ArgoCD will not proceed to sync-wave 2 (traffic switch) until the green deployment in sync-wave 1 reports all pods as Ready. The readiness probe verifies the application is accepting HTTP requests. If the green deployment fails to become healthy within the sync timeout, ArgoCD marks the sync as failed and does not switch traffic.

The sync-wave 3 smoke test Job runs after the traffic switch. If it fails, the ArgoCD sync is marked as degraded. The team is notified and can initiate a rollback.

The Recovery

Green deployment fails health checks: ArgoCD never reaches sync-wave 2. Traffic stays on blue. Fix the image and push a new commit.

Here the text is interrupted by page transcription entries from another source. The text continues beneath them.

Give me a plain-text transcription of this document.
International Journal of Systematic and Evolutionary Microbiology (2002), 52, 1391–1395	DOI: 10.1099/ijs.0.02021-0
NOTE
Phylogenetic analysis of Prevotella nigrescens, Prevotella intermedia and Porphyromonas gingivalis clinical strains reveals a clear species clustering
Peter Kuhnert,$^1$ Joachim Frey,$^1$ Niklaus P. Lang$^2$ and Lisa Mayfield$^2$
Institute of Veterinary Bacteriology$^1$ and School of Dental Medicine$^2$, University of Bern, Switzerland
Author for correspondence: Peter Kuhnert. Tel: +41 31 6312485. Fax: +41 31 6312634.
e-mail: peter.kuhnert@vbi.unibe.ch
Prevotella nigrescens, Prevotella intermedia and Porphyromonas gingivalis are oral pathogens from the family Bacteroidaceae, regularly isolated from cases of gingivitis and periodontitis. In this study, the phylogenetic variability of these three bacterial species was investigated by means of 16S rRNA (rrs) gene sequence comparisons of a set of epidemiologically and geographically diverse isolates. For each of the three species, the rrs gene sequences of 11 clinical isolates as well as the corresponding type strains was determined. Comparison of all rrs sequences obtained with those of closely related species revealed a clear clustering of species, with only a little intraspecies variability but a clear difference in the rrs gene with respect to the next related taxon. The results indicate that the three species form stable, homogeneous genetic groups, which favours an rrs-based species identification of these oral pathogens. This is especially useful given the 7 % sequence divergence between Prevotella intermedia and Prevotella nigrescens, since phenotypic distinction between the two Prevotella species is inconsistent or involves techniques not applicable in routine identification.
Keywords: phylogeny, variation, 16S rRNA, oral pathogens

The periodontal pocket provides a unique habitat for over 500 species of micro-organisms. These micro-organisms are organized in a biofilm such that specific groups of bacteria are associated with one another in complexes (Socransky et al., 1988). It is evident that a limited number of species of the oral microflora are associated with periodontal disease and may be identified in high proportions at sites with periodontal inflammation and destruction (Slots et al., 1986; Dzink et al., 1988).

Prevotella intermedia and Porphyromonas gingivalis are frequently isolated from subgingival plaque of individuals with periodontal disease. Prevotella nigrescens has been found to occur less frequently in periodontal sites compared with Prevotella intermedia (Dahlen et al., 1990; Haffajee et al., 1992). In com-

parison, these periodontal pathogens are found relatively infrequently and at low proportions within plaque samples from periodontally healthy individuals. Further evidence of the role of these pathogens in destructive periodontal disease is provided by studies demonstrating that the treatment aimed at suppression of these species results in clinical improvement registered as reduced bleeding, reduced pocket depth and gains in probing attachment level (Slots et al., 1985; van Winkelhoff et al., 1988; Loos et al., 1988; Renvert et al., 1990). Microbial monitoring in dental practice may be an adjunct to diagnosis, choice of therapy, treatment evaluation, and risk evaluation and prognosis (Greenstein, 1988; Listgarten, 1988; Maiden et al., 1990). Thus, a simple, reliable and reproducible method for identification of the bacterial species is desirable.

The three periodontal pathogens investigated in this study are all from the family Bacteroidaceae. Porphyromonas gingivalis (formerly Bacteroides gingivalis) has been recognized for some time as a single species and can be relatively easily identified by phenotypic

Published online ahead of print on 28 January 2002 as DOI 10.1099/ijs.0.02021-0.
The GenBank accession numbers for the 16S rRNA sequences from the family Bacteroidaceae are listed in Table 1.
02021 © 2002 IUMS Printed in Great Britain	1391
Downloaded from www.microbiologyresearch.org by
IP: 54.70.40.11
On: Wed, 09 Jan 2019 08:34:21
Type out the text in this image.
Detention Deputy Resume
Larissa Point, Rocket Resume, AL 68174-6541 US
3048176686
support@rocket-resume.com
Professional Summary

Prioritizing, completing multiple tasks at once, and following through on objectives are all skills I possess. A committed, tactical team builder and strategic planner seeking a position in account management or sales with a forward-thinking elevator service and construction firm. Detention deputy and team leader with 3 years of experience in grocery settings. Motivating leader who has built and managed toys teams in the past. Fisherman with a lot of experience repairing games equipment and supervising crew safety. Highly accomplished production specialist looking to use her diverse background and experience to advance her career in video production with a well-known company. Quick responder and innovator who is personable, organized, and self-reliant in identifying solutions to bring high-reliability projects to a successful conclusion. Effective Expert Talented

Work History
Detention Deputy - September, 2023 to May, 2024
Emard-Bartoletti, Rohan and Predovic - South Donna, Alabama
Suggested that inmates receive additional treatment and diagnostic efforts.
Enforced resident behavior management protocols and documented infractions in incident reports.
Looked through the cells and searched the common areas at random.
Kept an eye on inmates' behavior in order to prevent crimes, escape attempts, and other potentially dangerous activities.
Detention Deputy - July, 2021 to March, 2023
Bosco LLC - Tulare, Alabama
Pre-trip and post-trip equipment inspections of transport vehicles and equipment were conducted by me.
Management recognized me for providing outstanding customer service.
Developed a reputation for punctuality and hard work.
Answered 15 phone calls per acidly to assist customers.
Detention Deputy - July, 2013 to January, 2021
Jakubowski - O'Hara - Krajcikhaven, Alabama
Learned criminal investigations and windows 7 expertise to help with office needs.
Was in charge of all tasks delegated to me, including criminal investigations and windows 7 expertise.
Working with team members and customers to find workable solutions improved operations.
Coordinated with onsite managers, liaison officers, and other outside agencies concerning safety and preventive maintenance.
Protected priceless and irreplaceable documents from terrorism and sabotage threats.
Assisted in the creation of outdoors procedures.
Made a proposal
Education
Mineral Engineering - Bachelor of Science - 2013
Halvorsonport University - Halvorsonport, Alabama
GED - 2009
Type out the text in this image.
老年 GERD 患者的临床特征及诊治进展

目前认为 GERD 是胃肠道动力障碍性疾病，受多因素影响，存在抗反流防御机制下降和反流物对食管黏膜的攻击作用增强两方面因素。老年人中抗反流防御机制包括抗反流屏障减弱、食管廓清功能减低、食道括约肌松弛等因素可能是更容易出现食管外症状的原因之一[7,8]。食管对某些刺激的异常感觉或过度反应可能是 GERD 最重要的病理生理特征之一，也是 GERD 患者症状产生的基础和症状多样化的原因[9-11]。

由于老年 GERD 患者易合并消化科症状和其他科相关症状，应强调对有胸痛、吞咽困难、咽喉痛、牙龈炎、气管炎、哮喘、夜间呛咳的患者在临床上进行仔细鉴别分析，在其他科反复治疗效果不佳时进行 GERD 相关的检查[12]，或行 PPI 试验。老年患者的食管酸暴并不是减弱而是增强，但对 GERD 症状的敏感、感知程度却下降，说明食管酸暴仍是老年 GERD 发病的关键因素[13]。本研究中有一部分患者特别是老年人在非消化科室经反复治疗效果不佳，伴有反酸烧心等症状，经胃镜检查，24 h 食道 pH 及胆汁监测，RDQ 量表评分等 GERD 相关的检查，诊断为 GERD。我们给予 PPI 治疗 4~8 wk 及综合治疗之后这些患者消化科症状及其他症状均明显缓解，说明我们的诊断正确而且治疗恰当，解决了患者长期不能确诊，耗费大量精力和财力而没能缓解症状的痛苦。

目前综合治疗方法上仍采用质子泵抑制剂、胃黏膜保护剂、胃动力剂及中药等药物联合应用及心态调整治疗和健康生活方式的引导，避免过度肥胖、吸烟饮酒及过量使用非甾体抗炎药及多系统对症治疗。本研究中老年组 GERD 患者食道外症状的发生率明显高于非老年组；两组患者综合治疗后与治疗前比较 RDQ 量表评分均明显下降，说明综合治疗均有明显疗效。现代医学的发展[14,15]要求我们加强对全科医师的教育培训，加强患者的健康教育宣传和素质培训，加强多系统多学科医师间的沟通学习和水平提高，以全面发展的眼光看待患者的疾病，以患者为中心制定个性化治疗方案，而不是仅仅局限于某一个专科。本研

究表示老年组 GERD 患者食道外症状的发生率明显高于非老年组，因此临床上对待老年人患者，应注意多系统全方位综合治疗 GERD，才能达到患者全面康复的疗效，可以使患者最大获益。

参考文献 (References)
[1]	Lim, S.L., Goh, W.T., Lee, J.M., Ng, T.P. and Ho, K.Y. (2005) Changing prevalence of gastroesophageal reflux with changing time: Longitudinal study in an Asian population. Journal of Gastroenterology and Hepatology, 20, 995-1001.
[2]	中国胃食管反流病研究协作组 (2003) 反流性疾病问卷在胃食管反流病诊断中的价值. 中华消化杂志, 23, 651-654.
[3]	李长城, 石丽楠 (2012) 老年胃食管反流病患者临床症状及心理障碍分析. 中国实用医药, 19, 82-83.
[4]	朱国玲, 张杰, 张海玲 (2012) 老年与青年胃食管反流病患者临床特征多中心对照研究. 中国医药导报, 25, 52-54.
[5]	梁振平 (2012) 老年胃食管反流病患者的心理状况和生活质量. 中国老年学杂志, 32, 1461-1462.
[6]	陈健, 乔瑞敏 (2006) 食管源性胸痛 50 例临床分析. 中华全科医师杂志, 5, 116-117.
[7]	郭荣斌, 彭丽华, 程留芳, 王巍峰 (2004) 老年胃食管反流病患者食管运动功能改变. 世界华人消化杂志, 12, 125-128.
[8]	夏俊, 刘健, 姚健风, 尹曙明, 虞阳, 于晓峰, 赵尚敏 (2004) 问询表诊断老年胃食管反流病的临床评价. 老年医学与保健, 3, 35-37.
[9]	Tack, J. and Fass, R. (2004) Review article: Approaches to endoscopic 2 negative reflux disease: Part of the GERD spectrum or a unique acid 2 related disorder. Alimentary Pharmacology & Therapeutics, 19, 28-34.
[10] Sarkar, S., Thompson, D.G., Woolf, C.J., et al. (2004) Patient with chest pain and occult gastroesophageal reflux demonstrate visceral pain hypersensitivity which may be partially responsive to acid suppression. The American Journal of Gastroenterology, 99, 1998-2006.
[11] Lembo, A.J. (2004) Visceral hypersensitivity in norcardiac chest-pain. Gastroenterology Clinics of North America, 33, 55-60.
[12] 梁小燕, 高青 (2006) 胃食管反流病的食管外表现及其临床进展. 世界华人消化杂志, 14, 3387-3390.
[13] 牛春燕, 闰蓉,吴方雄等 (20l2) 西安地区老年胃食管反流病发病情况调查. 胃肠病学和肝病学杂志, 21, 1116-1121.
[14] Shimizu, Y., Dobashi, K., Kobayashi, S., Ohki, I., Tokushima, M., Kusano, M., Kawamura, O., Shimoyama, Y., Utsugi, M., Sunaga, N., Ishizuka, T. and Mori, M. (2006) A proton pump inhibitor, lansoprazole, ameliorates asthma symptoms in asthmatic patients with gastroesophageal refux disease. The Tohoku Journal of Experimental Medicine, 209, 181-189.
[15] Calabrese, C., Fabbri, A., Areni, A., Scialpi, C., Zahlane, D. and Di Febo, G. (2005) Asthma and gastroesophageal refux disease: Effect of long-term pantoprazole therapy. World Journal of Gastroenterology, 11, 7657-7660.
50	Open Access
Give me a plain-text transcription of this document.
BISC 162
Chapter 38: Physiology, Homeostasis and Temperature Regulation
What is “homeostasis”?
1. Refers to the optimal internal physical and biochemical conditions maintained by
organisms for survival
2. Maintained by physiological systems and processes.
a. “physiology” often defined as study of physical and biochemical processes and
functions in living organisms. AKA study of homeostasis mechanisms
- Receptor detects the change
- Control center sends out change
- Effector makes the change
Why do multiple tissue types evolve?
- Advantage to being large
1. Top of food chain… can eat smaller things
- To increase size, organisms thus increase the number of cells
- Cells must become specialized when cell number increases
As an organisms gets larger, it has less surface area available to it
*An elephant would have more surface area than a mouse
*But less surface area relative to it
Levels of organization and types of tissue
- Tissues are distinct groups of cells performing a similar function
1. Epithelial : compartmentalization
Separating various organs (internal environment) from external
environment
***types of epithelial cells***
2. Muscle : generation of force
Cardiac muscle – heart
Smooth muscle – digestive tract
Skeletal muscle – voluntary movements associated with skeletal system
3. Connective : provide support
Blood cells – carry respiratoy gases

Smoke test fails after traffic switch: Run the promotion script again with the previous image tag, switching back to blue. Or revert the infra repo commit. ArgoCD syncs the service selector back to the old slot.

Need instant rollback during an incident: Change the service selector in Git back to the previous slot. Push. ArgoCD syncs in under 30 seconds. The old version is still running (it was not scaled down yet if you have not reached sync-wave 4).